Revered or reviled, our late Prime Minister, even approaching the centenary of his birth in the coming year, continues to be an attractive and interestingly complex personality that could still merit national and possibly international attention. As a case study, he could be found to be a fascinating, if intriguing, figure. Love him, hate him, he can't be ignored. Even his detractors sullenly concede that "the man was what he was and that's simply about the size of it." Calypsonian Lord Funny once sang that "different things does remind me of different things and some things does remind me of nothing at all." That possibly reminds us of the calypso/politics confluence when Dr Eric Williams and the Mighty Sparrow virtually exploded, simultaneously, on the local scene.
In their own right, they were both dominant figures with their own overlapping constituencies. Williams in politics and Sparrow in calypso. They both had a unique flair for showmanship and a "cock-of-the-walk" public posturing. They both seemed to satisfy certain indefinable, or amorphous, psychic or psychological needs of their respective constituencies. They were both, in my view, "like the curate's egg-good in parts." But don't try telling that to their adoring fans. Dr Gordon Rohlehr averred that "Afro-Trinidadians (had) awaited their deliverer, their intellectual superman whose academic achievements would both prove and guarantee the evolution of the tribe. They were to discover him, so many believed, in Eric Williams."
Like other calypsonians, Sparrow was caught up in the general euphoria that attended Williams' dramatic entry on the political scene. It was inevitable that Williams and Sparrow should have instinctively discovered that their respective talents could have been mutually beneficial in a sort of symbiotic fashion.

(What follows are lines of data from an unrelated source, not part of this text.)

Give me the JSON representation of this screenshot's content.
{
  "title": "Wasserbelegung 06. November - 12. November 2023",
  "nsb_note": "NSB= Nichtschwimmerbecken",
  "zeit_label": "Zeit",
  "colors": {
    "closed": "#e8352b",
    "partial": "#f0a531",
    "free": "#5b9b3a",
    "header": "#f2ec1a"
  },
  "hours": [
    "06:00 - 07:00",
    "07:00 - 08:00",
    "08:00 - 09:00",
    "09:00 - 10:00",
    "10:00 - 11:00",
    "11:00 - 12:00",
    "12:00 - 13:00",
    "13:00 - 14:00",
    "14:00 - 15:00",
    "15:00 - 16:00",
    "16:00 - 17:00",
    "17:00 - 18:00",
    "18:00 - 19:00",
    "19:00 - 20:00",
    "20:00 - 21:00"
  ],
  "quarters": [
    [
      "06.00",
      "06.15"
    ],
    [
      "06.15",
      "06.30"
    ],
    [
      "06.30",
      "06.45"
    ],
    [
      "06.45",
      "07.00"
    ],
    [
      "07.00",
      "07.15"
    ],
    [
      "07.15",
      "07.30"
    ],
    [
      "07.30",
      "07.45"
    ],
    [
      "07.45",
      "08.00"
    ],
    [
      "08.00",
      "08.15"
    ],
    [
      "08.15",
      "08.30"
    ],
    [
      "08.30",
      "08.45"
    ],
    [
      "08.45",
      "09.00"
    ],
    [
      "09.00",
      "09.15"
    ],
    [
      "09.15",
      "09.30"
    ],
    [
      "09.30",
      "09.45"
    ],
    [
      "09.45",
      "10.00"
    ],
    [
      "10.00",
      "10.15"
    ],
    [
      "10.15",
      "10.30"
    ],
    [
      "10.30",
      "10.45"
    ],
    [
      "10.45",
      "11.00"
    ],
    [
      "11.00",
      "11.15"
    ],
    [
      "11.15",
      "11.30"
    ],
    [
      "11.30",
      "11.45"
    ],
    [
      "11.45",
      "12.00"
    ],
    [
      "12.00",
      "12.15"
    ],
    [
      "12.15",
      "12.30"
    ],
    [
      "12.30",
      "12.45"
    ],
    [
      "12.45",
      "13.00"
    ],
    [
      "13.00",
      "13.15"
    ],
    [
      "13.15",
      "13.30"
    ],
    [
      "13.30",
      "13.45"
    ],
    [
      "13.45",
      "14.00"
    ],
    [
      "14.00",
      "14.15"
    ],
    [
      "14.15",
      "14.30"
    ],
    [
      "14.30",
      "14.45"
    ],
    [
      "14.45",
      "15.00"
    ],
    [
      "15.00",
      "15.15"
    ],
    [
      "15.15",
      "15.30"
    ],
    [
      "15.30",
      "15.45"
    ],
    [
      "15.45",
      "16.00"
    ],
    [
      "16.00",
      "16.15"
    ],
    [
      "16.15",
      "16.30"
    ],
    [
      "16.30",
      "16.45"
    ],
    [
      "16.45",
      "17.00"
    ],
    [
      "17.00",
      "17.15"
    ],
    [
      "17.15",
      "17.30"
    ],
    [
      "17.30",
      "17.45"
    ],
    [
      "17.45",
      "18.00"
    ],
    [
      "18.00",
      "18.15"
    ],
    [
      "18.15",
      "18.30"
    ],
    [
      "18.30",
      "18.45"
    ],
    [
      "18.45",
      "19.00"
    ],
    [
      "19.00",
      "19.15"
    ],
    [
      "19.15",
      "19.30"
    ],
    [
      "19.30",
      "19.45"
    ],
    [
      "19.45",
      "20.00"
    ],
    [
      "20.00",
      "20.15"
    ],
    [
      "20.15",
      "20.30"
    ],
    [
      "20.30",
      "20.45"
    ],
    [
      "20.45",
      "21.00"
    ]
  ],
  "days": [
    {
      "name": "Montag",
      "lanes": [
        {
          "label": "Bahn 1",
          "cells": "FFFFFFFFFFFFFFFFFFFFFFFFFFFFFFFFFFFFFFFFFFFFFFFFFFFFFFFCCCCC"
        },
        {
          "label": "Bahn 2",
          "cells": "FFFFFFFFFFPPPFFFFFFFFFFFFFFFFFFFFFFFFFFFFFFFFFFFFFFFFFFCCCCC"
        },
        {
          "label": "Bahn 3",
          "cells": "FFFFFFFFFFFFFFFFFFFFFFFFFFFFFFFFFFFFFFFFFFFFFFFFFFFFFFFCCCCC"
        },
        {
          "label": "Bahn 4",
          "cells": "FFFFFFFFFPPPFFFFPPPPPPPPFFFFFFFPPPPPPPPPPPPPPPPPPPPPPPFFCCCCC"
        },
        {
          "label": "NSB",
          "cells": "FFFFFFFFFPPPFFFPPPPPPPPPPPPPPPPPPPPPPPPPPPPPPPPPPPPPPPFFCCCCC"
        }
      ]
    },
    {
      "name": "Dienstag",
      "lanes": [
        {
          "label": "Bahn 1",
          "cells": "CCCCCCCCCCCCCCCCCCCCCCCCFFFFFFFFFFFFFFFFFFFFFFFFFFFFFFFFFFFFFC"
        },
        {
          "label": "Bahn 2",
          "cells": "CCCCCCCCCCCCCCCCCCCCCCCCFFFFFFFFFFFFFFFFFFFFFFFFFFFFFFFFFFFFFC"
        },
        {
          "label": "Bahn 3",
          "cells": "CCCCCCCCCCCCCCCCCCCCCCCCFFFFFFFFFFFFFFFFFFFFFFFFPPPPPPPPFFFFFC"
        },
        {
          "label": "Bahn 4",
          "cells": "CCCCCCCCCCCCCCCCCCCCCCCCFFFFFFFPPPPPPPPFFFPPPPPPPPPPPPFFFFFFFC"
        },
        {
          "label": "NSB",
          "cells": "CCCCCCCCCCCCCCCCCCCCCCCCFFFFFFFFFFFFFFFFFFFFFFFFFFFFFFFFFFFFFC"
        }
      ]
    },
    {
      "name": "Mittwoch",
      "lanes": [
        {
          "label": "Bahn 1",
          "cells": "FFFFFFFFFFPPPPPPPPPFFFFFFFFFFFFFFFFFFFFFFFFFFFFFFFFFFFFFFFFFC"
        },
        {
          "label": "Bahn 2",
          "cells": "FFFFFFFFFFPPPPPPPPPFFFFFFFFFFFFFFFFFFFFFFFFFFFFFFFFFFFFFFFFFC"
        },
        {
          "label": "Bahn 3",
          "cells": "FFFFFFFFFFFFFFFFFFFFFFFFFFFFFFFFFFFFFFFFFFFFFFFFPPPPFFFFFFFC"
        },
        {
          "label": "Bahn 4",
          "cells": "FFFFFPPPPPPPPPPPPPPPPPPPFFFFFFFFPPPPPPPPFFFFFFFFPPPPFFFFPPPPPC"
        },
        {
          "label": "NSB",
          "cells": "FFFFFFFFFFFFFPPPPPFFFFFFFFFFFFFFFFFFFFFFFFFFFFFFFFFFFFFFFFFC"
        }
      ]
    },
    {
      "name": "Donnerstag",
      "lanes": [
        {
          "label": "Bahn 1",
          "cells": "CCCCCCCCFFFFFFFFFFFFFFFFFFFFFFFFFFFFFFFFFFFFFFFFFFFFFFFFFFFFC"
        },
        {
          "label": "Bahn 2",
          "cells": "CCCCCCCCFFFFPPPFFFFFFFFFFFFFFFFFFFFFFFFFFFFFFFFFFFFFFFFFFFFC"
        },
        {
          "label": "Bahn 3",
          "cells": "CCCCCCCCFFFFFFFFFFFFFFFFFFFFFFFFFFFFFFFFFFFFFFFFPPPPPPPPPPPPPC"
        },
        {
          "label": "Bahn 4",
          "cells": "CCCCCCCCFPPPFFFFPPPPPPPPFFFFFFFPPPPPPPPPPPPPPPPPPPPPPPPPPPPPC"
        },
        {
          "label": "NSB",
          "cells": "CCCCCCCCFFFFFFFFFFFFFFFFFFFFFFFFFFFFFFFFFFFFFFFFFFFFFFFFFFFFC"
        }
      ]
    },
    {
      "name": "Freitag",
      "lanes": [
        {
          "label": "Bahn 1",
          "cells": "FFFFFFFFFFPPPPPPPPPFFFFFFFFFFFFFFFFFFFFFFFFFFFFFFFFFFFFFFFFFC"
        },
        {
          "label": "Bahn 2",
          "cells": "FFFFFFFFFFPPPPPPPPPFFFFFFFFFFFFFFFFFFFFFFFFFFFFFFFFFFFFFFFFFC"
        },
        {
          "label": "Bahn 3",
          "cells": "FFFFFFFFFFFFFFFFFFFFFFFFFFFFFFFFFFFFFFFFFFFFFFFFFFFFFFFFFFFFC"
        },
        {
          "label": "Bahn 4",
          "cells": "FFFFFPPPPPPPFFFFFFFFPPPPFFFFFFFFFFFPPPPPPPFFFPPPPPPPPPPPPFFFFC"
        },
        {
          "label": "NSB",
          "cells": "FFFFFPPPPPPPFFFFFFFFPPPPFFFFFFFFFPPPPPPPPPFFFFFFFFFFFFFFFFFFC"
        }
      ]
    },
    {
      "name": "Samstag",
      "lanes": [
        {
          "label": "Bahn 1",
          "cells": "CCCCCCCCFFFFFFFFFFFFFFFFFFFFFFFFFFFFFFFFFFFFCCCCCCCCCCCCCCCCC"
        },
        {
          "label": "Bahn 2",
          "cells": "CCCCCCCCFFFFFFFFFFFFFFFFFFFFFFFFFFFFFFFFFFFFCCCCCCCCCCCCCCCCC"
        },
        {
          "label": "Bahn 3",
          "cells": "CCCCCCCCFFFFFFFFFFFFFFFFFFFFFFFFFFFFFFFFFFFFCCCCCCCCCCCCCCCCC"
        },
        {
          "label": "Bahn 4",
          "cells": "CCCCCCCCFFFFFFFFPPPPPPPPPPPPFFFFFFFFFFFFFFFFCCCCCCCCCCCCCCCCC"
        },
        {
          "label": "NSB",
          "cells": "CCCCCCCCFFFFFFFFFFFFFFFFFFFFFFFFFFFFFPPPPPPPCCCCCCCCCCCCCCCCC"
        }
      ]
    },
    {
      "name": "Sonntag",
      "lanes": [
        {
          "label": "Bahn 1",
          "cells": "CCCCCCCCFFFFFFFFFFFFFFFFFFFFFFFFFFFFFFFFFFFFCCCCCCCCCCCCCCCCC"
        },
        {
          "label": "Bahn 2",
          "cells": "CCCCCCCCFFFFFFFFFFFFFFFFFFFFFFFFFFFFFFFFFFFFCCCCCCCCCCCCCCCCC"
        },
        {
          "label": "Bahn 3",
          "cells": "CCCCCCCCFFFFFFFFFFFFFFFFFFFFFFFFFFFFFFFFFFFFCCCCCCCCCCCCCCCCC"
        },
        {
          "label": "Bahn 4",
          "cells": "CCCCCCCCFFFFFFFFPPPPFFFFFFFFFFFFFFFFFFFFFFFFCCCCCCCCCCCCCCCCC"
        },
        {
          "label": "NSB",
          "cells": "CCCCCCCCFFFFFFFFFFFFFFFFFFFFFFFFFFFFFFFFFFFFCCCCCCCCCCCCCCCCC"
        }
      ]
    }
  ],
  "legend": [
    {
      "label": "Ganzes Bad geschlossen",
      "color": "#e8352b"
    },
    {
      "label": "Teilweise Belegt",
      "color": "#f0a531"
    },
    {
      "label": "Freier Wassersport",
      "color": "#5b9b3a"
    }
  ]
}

Inevitably, Williams' charismatic figure and Messianic halo aroused expectations that could hardly survive the cold douche of political and economic reality. However, given our penchant for not being able and/or willing to count our blessings and operating on the assumptions that the heavens will never fall and manna, if not cathedrals, could conceivably fall, it was only natural that the maximum leader would be expected to produce a plaster for every sore or even self-inflicted suppurating wounds.
The Mighty Striker encapsulated the "dependency syndrome" thus: "Anabela stocking wants stitching/ She want de doctor (Williams) help she wid dat, good lawd!/ Johnson's trousers falling/ He want de doctor help him wid dat, mamayo!/ Now Dorothy lose she man,/ She gone to complain to Doctor William."
Be that as it may, the calypsonians rallied to Dr Williams' defence, whatever his and our cluster of weaknesses, none more so than the prolific Sparrow. Both Sparrow and Duke (Kelvin Pope) consistently produced compositions which chronicled social conditions that impacted significantly on the society and were in need of clarification and/or attention. Duke appeared to have had a distinct social conscience and was moved more by his creative impulses than ethnic or political party affiliation. Now I may well be wrong about this, but to the best of my knowledge, I'm not aware that Sparrow ever eulogised, in death, the man he so lionised in life. Could it be that "those two kindred spirits eventually went their separate ways?"
Truth be told, Sparrow's immense popularity and keen sense of humour and occasion had played an enormous part in putting a sugar-coating on Williams' bitter political and economic pills. Dr Williams was fully cognisant of this. Sparrow seemed to be more than eager to spring to the defence of the Doc. It was left to the likes of Chalkdust, Black Stalin, Valentino, Lord Shorty et al to grumble and nibble at Williams' political robes and intimate that "the emperor was not fully clothed." I have reason to believe that Williams paid meticulous attention to reflections of the public mood as discerned by the more insightful calypsoes-his oft quoted "let the jackasses bray" comment being mere "robber talk." Sparrow had, rightly or wrongly, been seen as a sort of PNM Fidei Defensor (Defender of the Faith). When it was not "William de Conqueror," it was "Leave de damn Doctor, what he do, he well do," or where Williams had acted arbitrarily, as was his wont, Sparrow appeared to justify it by "taking a lag in we tail...and how dis place too damn democratic."
Towards the twilight of the Williams era, Sparrow became more equivocal about his political sympathies, to the extent that Lord Kitchener upbraided him for "sitting on the river stone and talking de river bad," in ingrate fashion. An apparently disillusioned Sparrow was probably caught in the political maelstrom of the moment and was no more immune to Williams' mesmeric spell than CLR James or Dr Winston Mahabir, say. Sparrow's Good Citizen, denial notwithstanding, strikes me as a scathing indictment of his erstwhile political hero. Did the Birdie desert the balisier or was it the other way around? Was it a case of kindred souls going their separate ways? Tell me, if you can.